Il n'est pas le seul à le penser. " C'en est devenu un, affirme Nicolas Vanderbiest. Le vote démocratique, c'est la possibilité de demander son avis à tout le monde. Les réseaux sociaux ne mettent en avant que ceux qui ont un avis radical. Ceux qui n'en ont pas, qui s'en fichent, n'y existent pas. " Nicolas Baygert, lui aussi, aurait plutôt tendance à s'inquiéter. " A cause de la disparition du pluralisme, du débat nuancé. Car un système démocratique exige du compromis, de la capacité à entendre le point de vue de l'adversaire. " Pour Emilien Paulis, il faut " vivre avec son temps ". La télévision et la radio, à leurs émergences, ne suscitaient-elles pas les mêmes types d'interrogations ? " Mais, d'un autre côté, ça pourrait devenir une menace si on reste dans des réseaux sociaux non contrôlés, non régulés. Car il faut bien l'avouer : aujourd'hui, on y fait, on y dit ce qu'on veut. " " Et que tout le monde puisse avoir accès à ce discours de haine foisonnant, ça, ça peut devenir un danger pour la démocratie. Mais Facebook, en lui-même, ne l'est pas ", tempère Laura Calabrese.

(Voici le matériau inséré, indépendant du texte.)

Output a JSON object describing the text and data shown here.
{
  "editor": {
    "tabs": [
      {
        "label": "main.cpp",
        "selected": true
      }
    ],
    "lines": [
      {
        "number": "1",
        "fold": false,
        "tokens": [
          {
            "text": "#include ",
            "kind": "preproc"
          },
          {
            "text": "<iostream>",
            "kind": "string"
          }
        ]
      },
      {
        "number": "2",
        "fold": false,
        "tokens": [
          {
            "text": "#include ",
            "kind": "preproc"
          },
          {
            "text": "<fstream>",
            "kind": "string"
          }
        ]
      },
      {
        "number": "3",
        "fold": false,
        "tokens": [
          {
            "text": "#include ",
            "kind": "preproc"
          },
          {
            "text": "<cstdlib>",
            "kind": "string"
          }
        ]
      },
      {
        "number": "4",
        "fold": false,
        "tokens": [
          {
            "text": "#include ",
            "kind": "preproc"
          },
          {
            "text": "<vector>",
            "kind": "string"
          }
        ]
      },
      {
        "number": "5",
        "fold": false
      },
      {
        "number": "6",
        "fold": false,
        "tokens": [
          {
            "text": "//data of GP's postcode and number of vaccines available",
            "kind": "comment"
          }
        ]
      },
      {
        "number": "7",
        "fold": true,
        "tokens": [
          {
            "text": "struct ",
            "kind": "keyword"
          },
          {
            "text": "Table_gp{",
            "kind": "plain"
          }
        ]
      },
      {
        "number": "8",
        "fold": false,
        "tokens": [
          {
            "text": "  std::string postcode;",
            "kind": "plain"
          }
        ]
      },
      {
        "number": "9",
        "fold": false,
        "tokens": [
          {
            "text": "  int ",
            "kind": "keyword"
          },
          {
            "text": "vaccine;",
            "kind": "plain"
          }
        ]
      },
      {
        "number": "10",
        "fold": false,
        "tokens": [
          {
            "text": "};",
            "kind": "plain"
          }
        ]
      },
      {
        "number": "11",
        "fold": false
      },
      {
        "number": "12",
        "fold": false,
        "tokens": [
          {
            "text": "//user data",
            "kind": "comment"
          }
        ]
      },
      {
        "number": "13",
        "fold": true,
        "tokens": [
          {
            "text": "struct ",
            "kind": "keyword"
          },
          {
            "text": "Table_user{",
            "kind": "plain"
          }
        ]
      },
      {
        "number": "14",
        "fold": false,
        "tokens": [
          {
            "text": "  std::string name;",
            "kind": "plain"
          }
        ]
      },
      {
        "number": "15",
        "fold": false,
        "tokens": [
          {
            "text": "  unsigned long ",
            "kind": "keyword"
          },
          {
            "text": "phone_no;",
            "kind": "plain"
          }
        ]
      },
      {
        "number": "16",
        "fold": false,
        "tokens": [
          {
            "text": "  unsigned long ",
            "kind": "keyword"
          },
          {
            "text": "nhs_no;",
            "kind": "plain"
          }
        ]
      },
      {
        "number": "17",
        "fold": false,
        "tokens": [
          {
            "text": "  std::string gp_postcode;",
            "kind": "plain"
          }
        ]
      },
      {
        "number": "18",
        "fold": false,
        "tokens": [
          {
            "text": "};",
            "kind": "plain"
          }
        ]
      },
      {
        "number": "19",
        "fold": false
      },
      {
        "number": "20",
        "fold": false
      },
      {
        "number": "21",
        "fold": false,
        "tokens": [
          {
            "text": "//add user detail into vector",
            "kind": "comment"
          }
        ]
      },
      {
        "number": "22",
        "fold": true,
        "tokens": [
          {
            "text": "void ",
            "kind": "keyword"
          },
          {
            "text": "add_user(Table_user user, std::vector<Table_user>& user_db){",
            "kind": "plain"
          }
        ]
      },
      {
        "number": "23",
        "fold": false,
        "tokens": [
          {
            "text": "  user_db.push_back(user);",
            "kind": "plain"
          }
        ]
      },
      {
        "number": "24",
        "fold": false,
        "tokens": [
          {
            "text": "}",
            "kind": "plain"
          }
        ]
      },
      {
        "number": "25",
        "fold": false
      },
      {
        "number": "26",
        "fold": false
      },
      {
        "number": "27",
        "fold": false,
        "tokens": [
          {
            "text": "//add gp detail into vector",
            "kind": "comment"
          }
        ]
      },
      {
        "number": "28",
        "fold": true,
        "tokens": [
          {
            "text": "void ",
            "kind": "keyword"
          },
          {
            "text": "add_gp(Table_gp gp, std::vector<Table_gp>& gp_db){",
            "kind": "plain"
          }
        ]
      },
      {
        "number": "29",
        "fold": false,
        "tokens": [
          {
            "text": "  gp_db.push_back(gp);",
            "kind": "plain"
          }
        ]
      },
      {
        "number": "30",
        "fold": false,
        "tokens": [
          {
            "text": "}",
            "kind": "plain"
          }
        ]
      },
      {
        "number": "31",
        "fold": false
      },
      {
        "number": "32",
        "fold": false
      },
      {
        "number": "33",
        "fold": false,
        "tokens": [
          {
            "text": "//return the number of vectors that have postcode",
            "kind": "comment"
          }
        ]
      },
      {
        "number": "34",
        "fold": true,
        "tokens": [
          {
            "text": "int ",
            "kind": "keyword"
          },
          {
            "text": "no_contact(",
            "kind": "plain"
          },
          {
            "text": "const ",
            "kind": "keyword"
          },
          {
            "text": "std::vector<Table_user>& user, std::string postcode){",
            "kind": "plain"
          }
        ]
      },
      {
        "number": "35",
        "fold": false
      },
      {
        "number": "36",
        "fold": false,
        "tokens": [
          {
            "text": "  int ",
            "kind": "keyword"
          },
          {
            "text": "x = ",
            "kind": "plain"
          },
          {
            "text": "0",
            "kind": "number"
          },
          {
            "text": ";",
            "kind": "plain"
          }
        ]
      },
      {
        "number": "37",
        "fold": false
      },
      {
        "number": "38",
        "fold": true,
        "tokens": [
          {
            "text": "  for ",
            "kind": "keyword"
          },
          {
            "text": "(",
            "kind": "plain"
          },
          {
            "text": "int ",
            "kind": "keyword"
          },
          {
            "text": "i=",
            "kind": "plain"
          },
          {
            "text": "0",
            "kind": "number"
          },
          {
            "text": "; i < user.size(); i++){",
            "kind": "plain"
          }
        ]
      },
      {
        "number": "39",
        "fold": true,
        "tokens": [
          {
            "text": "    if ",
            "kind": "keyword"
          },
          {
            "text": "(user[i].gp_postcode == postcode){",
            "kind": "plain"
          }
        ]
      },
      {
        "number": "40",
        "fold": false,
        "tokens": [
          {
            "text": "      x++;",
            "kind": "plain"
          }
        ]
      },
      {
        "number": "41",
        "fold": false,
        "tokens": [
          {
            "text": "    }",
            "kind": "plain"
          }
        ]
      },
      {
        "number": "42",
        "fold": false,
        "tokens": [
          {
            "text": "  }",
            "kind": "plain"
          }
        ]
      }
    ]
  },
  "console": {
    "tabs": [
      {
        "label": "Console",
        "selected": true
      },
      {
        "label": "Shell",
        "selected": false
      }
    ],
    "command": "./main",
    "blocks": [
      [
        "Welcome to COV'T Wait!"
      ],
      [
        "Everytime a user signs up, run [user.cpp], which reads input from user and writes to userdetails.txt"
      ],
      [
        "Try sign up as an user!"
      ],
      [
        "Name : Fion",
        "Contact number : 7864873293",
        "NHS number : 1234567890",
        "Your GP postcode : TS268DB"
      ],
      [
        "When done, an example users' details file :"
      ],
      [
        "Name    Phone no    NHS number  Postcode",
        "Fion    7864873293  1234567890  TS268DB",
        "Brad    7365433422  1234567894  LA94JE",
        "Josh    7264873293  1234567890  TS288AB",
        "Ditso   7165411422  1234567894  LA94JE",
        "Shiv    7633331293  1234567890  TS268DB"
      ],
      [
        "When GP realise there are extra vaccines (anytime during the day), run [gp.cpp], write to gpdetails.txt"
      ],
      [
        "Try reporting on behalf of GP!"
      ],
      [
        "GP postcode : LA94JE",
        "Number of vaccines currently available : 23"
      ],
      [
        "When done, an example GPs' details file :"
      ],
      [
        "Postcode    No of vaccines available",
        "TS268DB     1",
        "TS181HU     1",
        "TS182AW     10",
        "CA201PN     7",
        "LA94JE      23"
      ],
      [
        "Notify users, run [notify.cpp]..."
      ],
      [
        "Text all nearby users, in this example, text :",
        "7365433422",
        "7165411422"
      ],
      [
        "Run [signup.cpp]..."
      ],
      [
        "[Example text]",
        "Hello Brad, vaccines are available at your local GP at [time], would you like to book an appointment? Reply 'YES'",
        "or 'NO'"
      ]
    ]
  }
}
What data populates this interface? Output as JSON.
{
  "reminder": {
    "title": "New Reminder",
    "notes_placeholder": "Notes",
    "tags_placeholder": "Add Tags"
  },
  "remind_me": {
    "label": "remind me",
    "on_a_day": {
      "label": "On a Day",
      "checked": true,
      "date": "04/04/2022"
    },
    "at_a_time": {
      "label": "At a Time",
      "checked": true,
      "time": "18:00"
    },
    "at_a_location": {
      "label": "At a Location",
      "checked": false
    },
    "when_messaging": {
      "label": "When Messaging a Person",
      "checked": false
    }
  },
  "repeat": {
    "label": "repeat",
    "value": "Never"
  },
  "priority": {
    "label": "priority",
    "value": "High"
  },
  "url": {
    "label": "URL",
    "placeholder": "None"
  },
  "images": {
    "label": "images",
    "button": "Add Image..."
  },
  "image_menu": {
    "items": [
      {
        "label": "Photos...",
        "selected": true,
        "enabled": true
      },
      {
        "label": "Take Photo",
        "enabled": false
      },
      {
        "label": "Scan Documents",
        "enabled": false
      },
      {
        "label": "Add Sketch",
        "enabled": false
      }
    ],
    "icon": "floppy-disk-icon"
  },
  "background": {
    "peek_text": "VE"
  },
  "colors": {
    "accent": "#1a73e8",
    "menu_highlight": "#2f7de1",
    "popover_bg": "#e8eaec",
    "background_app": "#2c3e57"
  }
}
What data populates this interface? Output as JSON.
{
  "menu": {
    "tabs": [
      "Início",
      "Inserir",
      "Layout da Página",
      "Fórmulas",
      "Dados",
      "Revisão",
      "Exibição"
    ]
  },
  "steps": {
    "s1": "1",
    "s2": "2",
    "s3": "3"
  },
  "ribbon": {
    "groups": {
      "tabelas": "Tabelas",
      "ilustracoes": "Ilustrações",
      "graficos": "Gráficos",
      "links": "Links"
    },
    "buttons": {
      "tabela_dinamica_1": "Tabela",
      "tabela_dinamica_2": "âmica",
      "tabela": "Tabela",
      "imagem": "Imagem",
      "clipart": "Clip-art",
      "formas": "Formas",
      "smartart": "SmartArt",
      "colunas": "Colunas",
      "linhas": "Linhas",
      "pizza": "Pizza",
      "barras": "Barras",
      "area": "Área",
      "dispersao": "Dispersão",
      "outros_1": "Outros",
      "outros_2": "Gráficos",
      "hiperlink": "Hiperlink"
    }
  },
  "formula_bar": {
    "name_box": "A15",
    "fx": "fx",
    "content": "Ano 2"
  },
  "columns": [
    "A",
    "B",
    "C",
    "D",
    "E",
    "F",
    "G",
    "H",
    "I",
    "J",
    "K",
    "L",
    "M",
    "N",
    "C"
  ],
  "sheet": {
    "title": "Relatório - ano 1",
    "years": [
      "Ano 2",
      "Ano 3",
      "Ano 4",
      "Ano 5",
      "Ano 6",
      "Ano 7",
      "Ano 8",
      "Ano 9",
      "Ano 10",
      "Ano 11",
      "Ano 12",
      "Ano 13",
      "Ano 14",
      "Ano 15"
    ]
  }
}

A condition d'une certaine régulation. Qui viendra sans doute plus rapidement de la part des Etats que de Facebook (2, 38 milliards d'utilisateurs) lui-même. Car le mode de fonctionnement actuel, la prime à la radicalité, les algorithmes créateurs de bulles, les fake news génératrices de likes " servent le modèle économique basé sur la publicité et le temps passé sur la plateforme, alertait Roger McNamee. Toutes les concessions que Mark fait aujourd'hui sont symboliques, elles permettent seulement de mieux protéger le coeur de son système. "

Comment contrer un monstre incontrôlé ? En l'attaquant par l'extérieur ? " L'éducation aux médias est fondamentale et elle doit se faire très tôt ", plaide Nicolas Baygert. Ou par l'intérieur ? " Il faut que les modérés n'abandonnent pas le terrain et prennent de l'espace par rapport aux radicaux ", avance Nicolas Vanderbiest. D'autres feraient des cauchemars pour moins que ça.